めちゃくちゃ面白かった!ポンジュノ監督といえば、アカデミー賞を受賞した韓国映画「パラサイト」が有名ですが、私は断然この「母なる証明」の方が面白いと思った。

知的障害のある息子が殺人容疑で逮捕され、無罪を信じる母親が、息子を助けるために真犯人を追うというストーリー。だと途中まで思っていたのですが、途中からなんとなく「え、もしかして息子が本当に殺したんじゃ...」と思い始める。

何が本当で何が嘘か分からなくなっていく世界観がワクワクドキドキする。真実が判明したのに無罪の真犯人が捕まったときは結構衝撃。

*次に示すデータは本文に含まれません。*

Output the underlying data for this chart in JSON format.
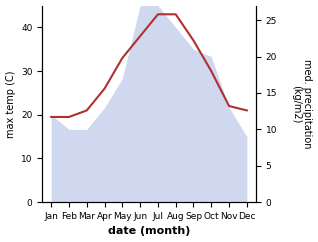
{
  "months": [
    "Jan",
    "Feb",
    "Mar",
    "Apr",
    "May",
    "Jun",
    "Jul",
    "Aug",
    "Sep",
    "Oct",
    "Nov",
    "Dec"
  ],
  "max_temp": [
    19.5,
    19.5,
    21,
    26,
    33,
    38,
    43,
    43,
    37,
    30,
    22,
    21
  ],
  "precipitation": [
    12,
    10,
    10,
    13,
    17,
    27,
    27,
    24,
    21,
    20,
    13,
    9
  ],
  "temp_color": "#b03030",
  "precip_fill_color": "#b8c4e8",
  "precip_fill_alpha": 0.65,
  "ylabel_left": "max temp (C)",
  "ylabel_right": "med. precipitation\n(kg/m2)",
  "xlabel": "date (month)",
  "ylim_left": [
    0,
    45
  ],
  "ylim_right": [
    0,
    27
  ],
  "yticks_left": [
    0,
    10,
    20,
    30,
    40
  ],
  "yticks_right": [
    0,
    5,
    10,
    15,
    20,
    25
  ],
  "label_fontsize": 7,
  "tick_fontsize": 6.5,
  "xlabel_fontsize": 8
}
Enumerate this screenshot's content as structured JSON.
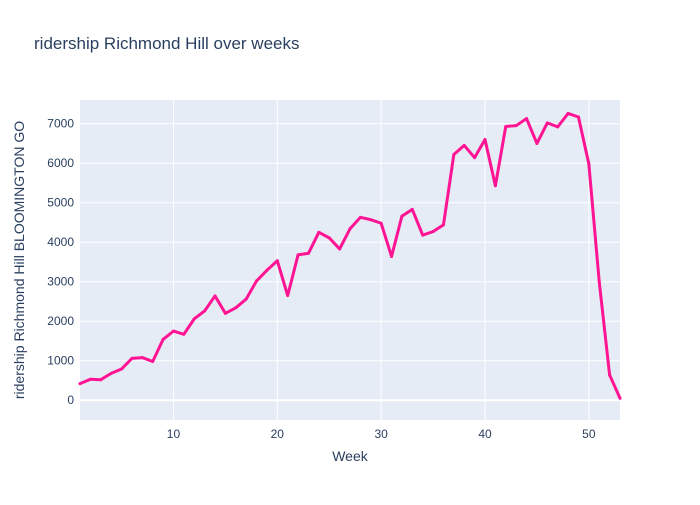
{
  "chart_data": {
    "type": "line",
    "title": "ridership Richmond Hill over weeks",
    "xlabel": "Week",
    "ylabel": "ridership Richmond Hill BLOOMINGTON GO",
    "xlim": [
      1,
      53
    ],
    "ylim": [
      -500,
      7600
    ],
    "xticks": [
      10,
      20,
      30,
      40,
      50
    ],
    "yticks": [
      0,
      1000,
      2000,
      3000,
      4000,
      5000,
      6000,
      7000
    ],
    "grid": true,
    "legend": "none",
    "colors": {
      "line": "#ff1493",
      "plot_bg": "#e5ecf6",
      "grid": "#ffffff",
      "text": "#2a3f5f"
    },
    "series": [
      {
        "x": [
          1,
          2,
          3,
          4,
          5,
          6,
          7,
          8,
          9,
          10,
          11,
          12,
          13,
          14,
          15,
          16,
          17,
          18,
          19,
          20,
          21,
          22,
          23,
          24,
          25,
          26,
          27,
          28,
          29,
          30,
          31,
          32,
          33,
          34,
          35,
          36,
          37,
          38,
          39,
          40,
          41,
          42,
          43,
          44,
          45,
          46,
          47,
          48,
          49,
          50,
          51,
          52,
          53
        ],
        "y": [
          420,
          530,
          520,
          680,
          790,
          1060,
          1080,
          980,
          1540,
          1750,
          1670,
          2060,
          2260,
          2640,
          2200,
          2340,
          2560,
          3020,
          3290,
          3530,
          2650,
          3680,
          3720,
          4250,
          4110,
          3830,
          4340,
          4630,
          4570,
          4480,
          3640,
          4660,
          4830,
          4180,
          4270,
          4440,
          6220,
          6450,
          6140,
          6600,
          5430,
          6930,
          6950,
          7130,
          6500,
          7020,
          6920,
          7260,
          7170,
          5980,
          3000,
          640,
          50
        ]
      }
    ]
  }
}
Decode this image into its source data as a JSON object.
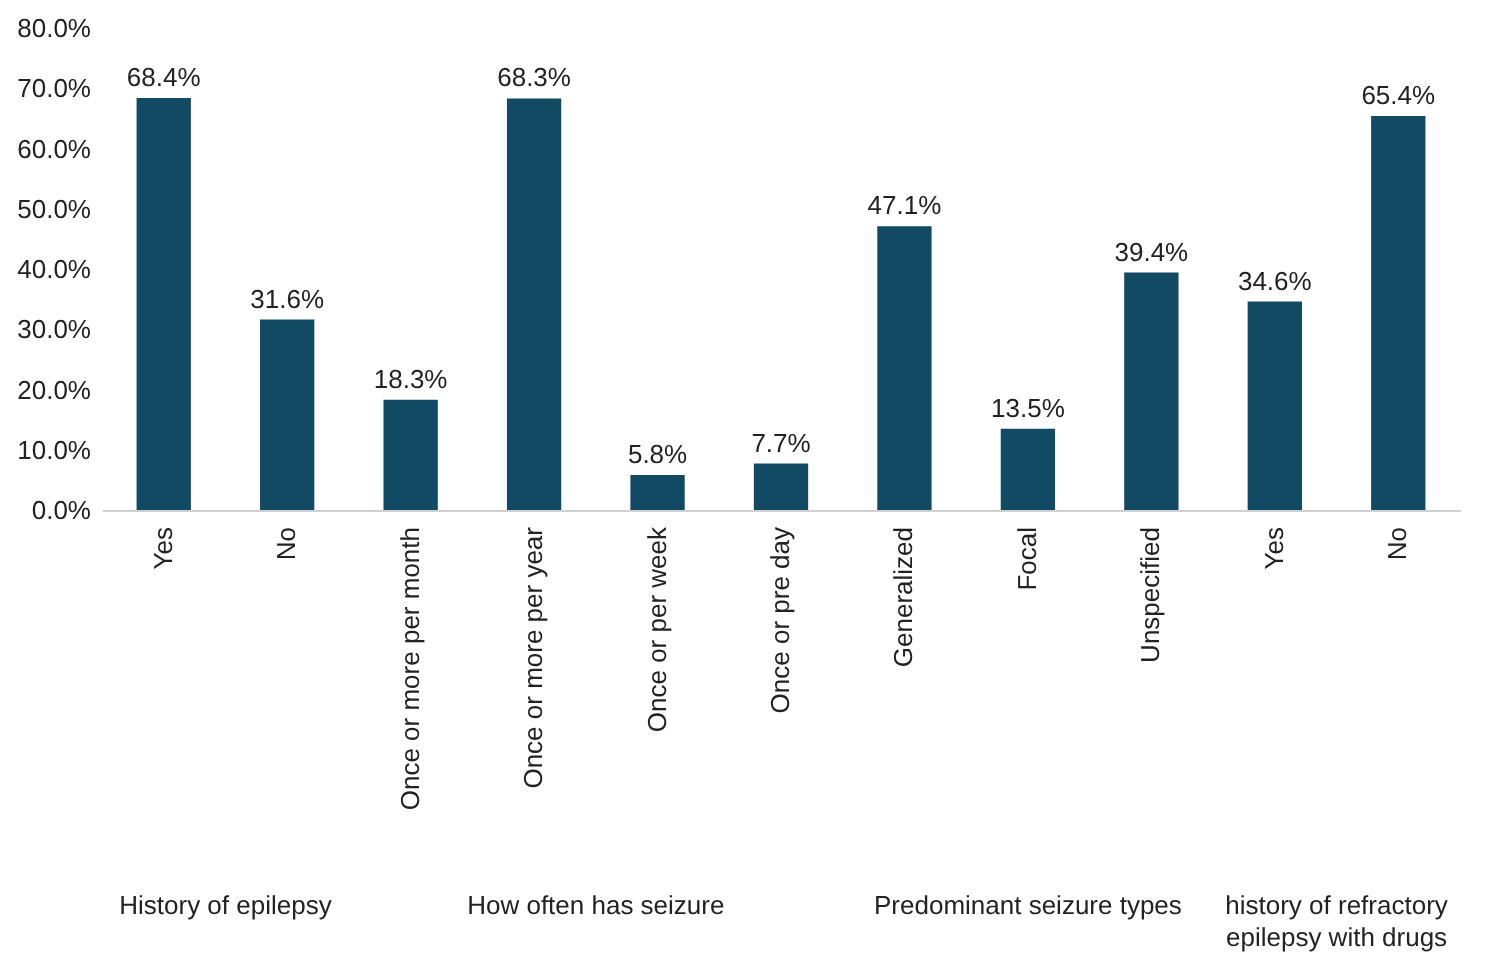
{
  "chart_data": {
    "type": "bar",
    "categories": [
      "Yes",
      "No",
      "Once or more per month",
      "Once or more per year",
      "Once or per week",
      "Once or pre day",
      "Generalized",
      "Focal",
      "Unspecified",
      "Yes",
      "No"
    ],
    "values": [
      68.4,
      31.6,
      18.3,
      68.3,
      5.8,
      7.7,
      47.1,
      13.5,
      39.4,
      34.6,
      65.4
    ],
    "value_labels": [
      "68.4%",
      "31.6%",
      "18.3%",
      "68.3%",
      "5.8%",
      "7.7%",
      "47.1%",
      "13.5%",
      "39.4%",
      "34.6%",
      "65.4%"
    ],
    "color": "#134a63",
    "ylim": [
      0,
      80
    ],
    "yticks": [
      {
        "value": 0,
        "label": "0.0%"
      },
      {
        "value": 10,
        "label": "10.0%"
      },
      {
        "value": 20,
        "label": "20.0%"
      },
      {
        "value": 30,
        "label": "30.0%"
      },
      {
        "value": 40,
        "label": "40.0%"
      },
      {
        "value": 50,
        "label": "50.0%"
      },
      {
        "value": 60,
        "label": "60.0%"
      },
      {
        "value": 70,
        "label": "70.0%"
      },
      {
        "value": 80,
        "label": "80.0%"
      }
    ],
    "annotations": [
      "History of epilepsy",
      "How often has seizure",
      "Predominant seizure types",
      "history of refractory epilepsy with drugs"
    ],
    "grid": false
  }
}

結末は、見る側の考察が必要な部分があるにせよスッキリ。伏線もきちんと回収してくれた。

■ 冒頭とラストがシュール過ぎる

映画の冒頭とラストで、母親(キム・ヘジャ)が下手な踊りを披露するシーンがシュール過ぎる。母親が自分がやった嫌なこと(殺人+息子の殺人罪を無罪の障害者に背負わす)は全て忘れて踊ろうという不気味なシーン。ラストの踊りで、最初の踊りの意味が回収される。とにかくこのシーン最高。

■ いとうあさこいたよ

キャストの演技も文句なし。やはり韓国俳優はいいですね。キムヘジャの狂気の演技に、ウォンビンの純粋無垢なのかサイコパスなのか分からない知的障害者の演技は素晴らしい。あと、チングの顔面かっこいい。

あと、女子高校生の写真を何枚か見るシーンで、いとうあさこに激似の写真が途中で1枚出てきて「あっ!」と思った。調べたら別人みたいでした。それにしてもソックリ。

とういうわけで、韓国映画「母なる証明」は、パラサイトよりも面白いポンジュノ監督の映画です。